“I would ask the national community not be deceived by false narratives like that we are going to undercut institutions, sell institutions, fire people, hurt the country … rather all this struggle is to take care of the country, the Costa Rican Social Security Fund (CCSS), the Ministry of Public Education (MEP) “.
With that phrase, the President of the Republic, Carlos Alvarado Quesada, asked citizens to put aside the speeches stating that his administration will promote the privatization or closure of any public entity, as part of the negotiations that he will enter into with the International Monetary Fund (IMF).
During his speech at the end of a dialogue table held on December 5 at the “Finca 6” Archaeological Site in Osa, the President insisted on the need to generate fresh resources and lower spending, without giving details of how he plans to do it.
“I also have to speak honestly: we have to make an adjustment because otherwise the country will go bankrupt and we will suffer more. That is why we have come to the table again and we proposing rational ideas. The ministers know that it is time to tighten the belt and reduce spending, to propose things that we will take to the Legislative Assembly, none of the decisions can touch the poor people, it must be as fair as possible,” said the President.
At the same time, he reiterated his message that an agreement with the multilateral financial entity would prevent the economy from making a forced arrangement. “Imagine those who are producers, who have a certifier and generate a product. You receive the product at ¢ 500, but if you certify it, they receive it for ¢ 1,000. Do you prefer it to be certified or not? “The certifier may have an ugly name, maybe 40 years ago a lot of traps were pulled off in Latin America and elsewhere, but what it certifies and gives the most viable solution, it does,” said Alvarado Quesada.
Negotiations will be resumed
The President’s presentation comes two days after the Government of the Republic confirmed that it will resume negotiations with the International Monetary Fund, after it had to pause them two months ago, before the outbreak of protests that caused roadblocks between the 30th of September and October 15th, as well as violent clashes with the Public Force.
The National Executive pointed out through a statement that with the agreement it intends to achieve economic stability that allows to overcome the crisis faced with its debts and the implications that this would bring for indicators such as interest rates, the exchange rate or inflation.
For this, the Alvarado Quesada administration will also have to present a proposal to balance public finances which, according to the press release, will be negotiated with the fractions that make up the Legislative Assembly, in order to guarantee its political viability.
It was hinted that they will seek new taxes in a much more moderate way than it intended the previous time, when social, business and union sectors rejected a first proposal to the Fund, considering it unbalanced in that matter.
Now, the Government announced that it would seek only 0.8% of the gross domestic product (GDP) in new taxes (without saying which ones); that is, about ¢ 286,000 million. The remaining adjustment, as stated, would come from the agreements of the Multisectoral Dialogue Table, spending reductions in public spending, the application of the fiscal rule and a reduction in exemptions in the order 0.7% of production (about ¢ 251,000 million).

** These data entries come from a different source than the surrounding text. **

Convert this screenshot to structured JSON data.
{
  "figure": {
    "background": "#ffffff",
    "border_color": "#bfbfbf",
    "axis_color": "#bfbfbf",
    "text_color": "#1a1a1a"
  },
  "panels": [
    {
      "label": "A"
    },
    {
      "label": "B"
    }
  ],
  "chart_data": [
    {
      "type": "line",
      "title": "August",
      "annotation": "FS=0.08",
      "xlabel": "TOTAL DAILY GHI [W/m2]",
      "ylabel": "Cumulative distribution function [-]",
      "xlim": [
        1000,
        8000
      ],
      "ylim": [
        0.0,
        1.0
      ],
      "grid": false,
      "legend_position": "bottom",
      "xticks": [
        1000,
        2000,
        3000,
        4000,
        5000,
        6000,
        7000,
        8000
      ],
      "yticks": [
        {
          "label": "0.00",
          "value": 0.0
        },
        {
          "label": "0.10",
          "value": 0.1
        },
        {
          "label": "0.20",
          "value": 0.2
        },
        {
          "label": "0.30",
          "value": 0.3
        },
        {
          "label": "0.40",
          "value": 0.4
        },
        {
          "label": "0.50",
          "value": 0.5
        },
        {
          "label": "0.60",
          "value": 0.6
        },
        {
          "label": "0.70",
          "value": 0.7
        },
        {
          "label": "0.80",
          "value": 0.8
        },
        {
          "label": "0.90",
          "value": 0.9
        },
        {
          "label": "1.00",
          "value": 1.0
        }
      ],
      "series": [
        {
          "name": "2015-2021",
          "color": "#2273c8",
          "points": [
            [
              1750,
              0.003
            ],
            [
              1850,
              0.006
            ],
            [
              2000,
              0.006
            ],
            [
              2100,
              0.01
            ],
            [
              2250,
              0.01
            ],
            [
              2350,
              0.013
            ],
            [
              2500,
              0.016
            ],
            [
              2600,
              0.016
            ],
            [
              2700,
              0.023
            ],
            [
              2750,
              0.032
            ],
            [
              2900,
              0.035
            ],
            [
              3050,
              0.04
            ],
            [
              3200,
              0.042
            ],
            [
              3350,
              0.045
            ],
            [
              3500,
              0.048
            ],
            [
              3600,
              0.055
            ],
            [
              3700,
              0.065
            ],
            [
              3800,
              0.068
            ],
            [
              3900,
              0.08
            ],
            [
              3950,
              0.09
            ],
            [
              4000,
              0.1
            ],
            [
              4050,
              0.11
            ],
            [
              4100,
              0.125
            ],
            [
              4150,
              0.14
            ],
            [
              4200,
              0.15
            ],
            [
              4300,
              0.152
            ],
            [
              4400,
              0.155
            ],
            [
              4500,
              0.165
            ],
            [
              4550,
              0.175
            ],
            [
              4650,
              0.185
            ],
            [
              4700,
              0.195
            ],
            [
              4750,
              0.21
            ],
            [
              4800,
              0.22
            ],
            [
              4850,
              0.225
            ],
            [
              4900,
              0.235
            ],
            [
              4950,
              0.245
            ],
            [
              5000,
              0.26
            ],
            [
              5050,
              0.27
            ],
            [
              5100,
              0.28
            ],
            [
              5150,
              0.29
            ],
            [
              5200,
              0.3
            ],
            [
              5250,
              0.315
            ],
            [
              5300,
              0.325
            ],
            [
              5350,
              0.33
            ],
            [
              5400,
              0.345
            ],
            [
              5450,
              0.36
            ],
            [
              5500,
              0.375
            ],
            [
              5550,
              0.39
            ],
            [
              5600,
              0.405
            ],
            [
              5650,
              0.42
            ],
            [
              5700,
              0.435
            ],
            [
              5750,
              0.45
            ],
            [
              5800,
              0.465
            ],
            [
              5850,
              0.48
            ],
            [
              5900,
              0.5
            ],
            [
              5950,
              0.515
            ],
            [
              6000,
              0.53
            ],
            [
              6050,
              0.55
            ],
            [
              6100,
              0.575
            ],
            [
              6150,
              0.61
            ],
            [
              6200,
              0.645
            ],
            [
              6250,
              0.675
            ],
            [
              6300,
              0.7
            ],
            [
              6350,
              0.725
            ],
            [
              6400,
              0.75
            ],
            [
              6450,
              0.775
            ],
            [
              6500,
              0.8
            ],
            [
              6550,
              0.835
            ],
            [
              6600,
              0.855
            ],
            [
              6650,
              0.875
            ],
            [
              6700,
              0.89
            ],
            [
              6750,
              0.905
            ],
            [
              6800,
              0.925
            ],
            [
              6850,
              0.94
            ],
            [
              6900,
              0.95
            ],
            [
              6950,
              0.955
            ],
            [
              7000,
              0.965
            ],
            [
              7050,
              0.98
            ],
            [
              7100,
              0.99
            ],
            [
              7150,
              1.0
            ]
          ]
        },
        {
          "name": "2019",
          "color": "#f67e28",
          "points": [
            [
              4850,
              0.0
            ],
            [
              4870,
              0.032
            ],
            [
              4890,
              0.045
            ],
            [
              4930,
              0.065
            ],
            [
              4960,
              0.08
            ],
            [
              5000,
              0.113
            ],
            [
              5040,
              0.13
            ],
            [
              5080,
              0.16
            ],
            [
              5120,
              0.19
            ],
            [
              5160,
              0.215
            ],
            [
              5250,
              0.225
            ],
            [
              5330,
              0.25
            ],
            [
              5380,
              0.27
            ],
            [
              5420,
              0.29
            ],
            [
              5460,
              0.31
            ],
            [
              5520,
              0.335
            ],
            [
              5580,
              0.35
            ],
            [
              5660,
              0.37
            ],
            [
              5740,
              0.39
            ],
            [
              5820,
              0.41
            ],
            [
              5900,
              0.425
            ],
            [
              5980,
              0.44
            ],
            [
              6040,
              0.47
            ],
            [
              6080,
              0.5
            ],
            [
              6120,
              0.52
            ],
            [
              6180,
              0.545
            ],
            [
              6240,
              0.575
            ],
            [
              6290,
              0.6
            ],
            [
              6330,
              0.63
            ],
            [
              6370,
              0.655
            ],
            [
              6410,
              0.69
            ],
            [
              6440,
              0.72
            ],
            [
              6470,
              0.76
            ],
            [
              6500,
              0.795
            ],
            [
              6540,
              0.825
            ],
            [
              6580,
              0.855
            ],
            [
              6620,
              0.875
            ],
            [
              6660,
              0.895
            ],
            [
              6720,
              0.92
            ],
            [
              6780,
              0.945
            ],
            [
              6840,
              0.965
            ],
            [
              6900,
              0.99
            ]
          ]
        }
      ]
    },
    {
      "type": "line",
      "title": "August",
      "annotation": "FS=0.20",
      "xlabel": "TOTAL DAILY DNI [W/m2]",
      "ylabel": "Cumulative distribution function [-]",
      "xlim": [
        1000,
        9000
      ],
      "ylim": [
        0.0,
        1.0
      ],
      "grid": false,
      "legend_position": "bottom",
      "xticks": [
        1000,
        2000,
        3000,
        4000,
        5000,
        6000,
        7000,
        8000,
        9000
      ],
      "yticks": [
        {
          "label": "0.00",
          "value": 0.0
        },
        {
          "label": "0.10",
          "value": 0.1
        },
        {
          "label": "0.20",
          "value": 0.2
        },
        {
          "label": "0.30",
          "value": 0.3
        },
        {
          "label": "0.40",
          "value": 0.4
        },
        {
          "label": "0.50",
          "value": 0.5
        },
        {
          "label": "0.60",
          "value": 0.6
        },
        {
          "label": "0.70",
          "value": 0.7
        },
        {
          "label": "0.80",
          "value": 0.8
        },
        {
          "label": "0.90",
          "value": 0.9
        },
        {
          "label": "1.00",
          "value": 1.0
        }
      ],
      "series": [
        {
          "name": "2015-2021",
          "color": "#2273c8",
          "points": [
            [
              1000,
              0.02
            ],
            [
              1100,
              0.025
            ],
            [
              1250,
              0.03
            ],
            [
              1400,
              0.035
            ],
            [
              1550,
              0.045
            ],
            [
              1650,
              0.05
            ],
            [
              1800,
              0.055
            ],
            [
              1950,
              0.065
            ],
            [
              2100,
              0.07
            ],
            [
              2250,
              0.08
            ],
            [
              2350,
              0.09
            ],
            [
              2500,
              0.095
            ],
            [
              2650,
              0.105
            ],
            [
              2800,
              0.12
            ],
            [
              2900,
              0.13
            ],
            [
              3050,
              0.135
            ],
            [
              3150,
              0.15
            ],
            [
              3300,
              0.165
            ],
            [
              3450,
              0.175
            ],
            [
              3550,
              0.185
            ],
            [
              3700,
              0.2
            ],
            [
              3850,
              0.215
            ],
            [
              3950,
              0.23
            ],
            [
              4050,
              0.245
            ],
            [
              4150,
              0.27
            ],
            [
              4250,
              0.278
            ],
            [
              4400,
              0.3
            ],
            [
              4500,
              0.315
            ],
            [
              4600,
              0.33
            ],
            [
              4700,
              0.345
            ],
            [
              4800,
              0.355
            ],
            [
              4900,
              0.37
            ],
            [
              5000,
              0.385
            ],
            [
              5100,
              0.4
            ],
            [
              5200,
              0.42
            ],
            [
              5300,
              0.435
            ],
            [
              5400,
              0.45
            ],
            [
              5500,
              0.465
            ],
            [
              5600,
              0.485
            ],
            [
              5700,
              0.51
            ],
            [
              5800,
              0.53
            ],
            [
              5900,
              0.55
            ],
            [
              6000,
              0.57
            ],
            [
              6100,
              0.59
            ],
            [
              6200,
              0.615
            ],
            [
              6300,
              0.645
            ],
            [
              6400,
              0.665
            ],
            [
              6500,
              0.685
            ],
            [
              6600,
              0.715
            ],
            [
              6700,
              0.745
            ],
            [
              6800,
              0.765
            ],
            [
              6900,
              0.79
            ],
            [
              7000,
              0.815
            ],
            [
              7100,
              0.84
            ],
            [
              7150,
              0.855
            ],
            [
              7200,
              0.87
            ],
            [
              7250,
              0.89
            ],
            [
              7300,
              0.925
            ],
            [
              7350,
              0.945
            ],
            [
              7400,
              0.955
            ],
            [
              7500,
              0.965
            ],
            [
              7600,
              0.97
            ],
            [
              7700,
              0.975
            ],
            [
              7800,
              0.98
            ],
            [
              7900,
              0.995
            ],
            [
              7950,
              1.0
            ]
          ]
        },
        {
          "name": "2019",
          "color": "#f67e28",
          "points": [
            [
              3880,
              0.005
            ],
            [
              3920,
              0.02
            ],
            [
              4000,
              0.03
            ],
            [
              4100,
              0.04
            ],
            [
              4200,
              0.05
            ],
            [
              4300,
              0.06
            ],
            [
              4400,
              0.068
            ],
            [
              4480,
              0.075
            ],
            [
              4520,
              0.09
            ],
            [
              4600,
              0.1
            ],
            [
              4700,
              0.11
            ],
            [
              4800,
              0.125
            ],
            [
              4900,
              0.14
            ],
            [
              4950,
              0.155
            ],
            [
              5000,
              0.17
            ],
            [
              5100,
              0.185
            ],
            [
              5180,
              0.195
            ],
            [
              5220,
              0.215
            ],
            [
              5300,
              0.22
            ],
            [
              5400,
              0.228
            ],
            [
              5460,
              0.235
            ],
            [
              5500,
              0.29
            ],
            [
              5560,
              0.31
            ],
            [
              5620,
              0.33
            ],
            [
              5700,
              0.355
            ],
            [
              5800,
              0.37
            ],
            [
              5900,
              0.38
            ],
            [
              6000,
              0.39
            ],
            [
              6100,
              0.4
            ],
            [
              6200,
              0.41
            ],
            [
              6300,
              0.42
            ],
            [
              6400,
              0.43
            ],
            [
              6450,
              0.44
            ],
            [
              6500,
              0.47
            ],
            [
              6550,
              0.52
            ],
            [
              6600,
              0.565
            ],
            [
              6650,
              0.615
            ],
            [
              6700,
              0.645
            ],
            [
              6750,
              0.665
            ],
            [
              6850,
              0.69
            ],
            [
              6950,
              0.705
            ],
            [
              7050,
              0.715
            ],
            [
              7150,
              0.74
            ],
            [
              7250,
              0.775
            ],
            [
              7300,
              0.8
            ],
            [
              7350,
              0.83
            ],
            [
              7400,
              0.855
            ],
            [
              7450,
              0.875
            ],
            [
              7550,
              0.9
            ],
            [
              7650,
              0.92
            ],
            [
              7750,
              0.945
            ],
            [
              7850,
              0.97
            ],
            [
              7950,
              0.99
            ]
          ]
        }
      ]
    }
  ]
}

The communication from the Presidential House omitted negotiation dates, as well as more specific information on the process; however, it was explained that “he will be reporting in a transparent manner when the starting date for the negotiations is set and as relevant information emerges to be shared.” It also did not refer to whether it will support the request for an extended credit service to the IMF for $ 1.75 billion, for three years, as it did initially.
The President did indicate that the objective of the negotiations is to achieve a primary surplus of 1% in 2023, which “would allow consolidating a trajectory of medium and long-term stability in the country’s public finances,” according to the Executive.
The intention to continue with the negotiations had already been stated by the administration. In fact, when it paused to give way to a dialogue process, the Minister of Finance, Elian Villegas Valverde, told that the talks with the IMF would restart when it was “opportune” and “the country was ready.”
Legislative demands re-initiating talks
Reactivating the talks was also vital to maintain relations with the main opposition parties in the National Assembly, which asked the Government for a show of interest in solving the financial situation of the country before the end of its constitutional period in 2022.
The call was made mainly by deputies of the majority bench, the National Liberation Party (PLN), in which even the legislator Silvia Hernández Sánchez, also President of the Permanent Commission on Tax Matters, questioned the processing of low-cost international loans if an agenda of fiscal balance was not continued.
Strong fiscal deficit
Costa Rica must run to close its gap between income and expenses, which this year will end up above 9% of gross domestic product (further deteriorated by the novel Coronavirus Pandemic). This imbalance is made up of 4% of production by the basic operation of the State and the remaining figure is explained by the payment of interest, which continues to grow, given the need for internal and external debt resources that suffocates the State.
This imbalance already puts pressure on factors such as the exchange rate, and according to the hierarch of the Superintendency of Pensions (Supen) and the General Superintendency of Financial Entities (Sugef), Rocío Aguilar Montoya, they put the national financial system and its availability of resources, with the corresponding impact that this has on factors such as poverty or employment.